SACRAMENTO, May 20 (UPI) -- The California General Assembly unanimously passed a bill supporters said would allow bio-cremation to serve as a human remains disposal choice.
Gov. Arnold Schwarzenegger has not expressed an opinion on the bill, the Sacramento Bee reported Thursday.
"This is going to be a whole new industry that's going to really help California, and help families that want choices in their end-of-life options," Assemblyman Jeff Miller, the bill's sponsor, said.
Miller's measure would allow mortuaries to dissolve dead bodies in an environmentally friendly way through alkaline hydrolysis, a process involving a combination of water pressure, heat and alkalinity that is more familiarly known as bio-cremation, the Bee reported.
Bio-cremation would probably cost a few hundred dollars more than incineration, but thousands less than a conventional funeral service and burial.
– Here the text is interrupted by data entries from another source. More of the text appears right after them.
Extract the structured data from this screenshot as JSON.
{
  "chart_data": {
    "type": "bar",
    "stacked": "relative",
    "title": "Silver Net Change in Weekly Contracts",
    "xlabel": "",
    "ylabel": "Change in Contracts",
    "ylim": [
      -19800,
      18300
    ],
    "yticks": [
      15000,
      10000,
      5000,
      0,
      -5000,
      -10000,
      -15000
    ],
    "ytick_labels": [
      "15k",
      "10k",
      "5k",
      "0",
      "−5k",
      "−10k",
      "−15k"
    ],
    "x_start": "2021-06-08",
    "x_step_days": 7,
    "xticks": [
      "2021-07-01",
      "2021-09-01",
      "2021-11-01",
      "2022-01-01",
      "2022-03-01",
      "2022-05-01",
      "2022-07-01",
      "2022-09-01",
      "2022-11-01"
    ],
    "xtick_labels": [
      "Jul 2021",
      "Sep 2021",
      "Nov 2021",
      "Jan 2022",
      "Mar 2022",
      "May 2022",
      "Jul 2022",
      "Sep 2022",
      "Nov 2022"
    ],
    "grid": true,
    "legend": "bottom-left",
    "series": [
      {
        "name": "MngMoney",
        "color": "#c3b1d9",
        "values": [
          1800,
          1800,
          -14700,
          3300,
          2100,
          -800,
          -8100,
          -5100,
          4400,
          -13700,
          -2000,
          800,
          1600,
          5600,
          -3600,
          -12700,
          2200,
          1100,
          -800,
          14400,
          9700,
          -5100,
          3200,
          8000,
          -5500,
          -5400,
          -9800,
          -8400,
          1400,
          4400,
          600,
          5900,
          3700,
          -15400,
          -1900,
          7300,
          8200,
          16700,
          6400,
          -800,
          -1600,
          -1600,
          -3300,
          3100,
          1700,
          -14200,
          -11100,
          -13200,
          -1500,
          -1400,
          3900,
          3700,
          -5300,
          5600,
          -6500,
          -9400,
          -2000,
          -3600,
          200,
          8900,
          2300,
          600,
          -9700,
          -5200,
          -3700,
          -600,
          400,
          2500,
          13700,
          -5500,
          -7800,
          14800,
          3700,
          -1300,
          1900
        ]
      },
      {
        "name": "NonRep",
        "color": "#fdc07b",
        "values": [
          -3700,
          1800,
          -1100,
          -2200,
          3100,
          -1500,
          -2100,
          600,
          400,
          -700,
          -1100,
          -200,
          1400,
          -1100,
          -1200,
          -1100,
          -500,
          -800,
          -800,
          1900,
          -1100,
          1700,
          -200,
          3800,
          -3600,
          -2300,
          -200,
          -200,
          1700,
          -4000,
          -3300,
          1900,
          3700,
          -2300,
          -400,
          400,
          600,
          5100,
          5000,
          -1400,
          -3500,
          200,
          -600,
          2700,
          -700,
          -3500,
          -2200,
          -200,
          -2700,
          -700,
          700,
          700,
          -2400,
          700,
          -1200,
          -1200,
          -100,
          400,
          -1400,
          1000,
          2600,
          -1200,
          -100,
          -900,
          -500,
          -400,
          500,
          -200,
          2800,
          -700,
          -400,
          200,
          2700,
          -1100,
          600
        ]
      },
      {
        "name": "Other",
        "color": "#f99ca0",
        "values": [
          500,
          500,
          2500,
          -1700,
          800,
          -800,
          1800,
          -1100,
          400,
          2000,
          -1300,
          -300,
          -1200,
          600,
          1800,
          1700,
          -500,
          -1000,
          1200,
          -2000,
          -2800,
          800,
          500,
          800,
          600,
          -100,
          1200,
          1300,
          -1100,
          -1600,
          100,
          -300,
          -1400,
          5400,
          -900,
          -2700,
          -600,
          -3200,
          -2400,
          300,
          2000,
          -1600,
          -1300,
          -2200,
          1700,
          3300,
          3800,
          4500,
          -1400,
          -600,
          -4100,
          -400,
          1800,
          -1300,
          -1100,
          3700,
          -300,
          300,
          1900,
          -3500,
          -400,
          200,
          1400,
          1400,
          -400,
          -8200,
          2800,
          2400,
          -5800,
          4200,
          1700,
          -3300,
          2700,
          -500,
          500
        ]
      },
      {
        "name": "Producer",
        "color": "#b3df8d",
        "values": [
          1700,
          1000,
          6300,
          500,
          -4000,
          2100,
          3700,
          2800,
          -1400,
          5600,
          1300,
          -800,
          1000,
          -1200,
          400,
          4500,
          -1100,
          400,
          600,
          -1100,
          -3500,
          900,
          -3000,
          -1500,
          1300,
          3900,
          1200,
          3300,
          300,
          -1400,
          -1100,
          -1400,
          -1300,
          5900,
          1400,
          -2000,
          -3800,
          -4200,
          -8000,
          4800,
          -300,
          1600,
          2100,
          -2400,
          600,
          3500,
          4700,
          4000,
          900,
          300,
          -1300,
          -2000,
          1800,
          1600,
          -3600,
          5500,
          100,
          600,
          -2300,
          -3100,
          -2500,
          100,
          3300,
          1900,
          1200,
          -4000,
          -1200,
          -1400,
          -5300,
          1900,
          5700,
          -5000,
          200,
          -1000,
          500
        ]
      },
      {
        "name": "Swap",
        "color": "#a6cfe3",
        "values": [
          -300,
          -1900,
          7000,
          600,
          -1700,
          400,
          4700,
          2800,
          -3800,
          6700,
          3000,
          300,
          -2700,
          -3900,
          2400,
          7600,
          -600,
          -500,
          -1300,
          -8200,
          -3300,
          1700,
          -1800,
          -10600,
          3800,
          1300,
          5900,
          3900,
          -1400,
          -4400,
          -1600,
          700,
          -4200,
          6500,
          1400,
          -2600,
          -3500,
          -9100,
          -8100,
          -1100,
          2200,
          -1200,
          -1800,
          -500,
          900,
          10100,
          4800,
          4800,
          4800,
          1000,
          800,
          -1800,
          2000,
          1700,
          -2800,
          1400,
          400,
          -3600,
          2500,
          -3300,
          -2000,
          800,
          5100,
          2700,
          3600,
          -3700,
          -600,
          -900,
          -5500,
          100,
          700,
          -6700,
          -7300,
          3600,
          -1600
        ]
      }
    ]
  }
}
The process results in a non-harmful sterile liquid that can be disposed of at a water treatment plant, the newspaper said.
"There's no smoke, no emission, no carbon footprint, nothing left to destroy the Earth," Chris Miller, owner of Thomas Miller Mortuary, said.
Bio-cremation is legal in Minnesota, Maine, Florida, and Oregon, Jessica Koth of the National Funeral Directors Association said.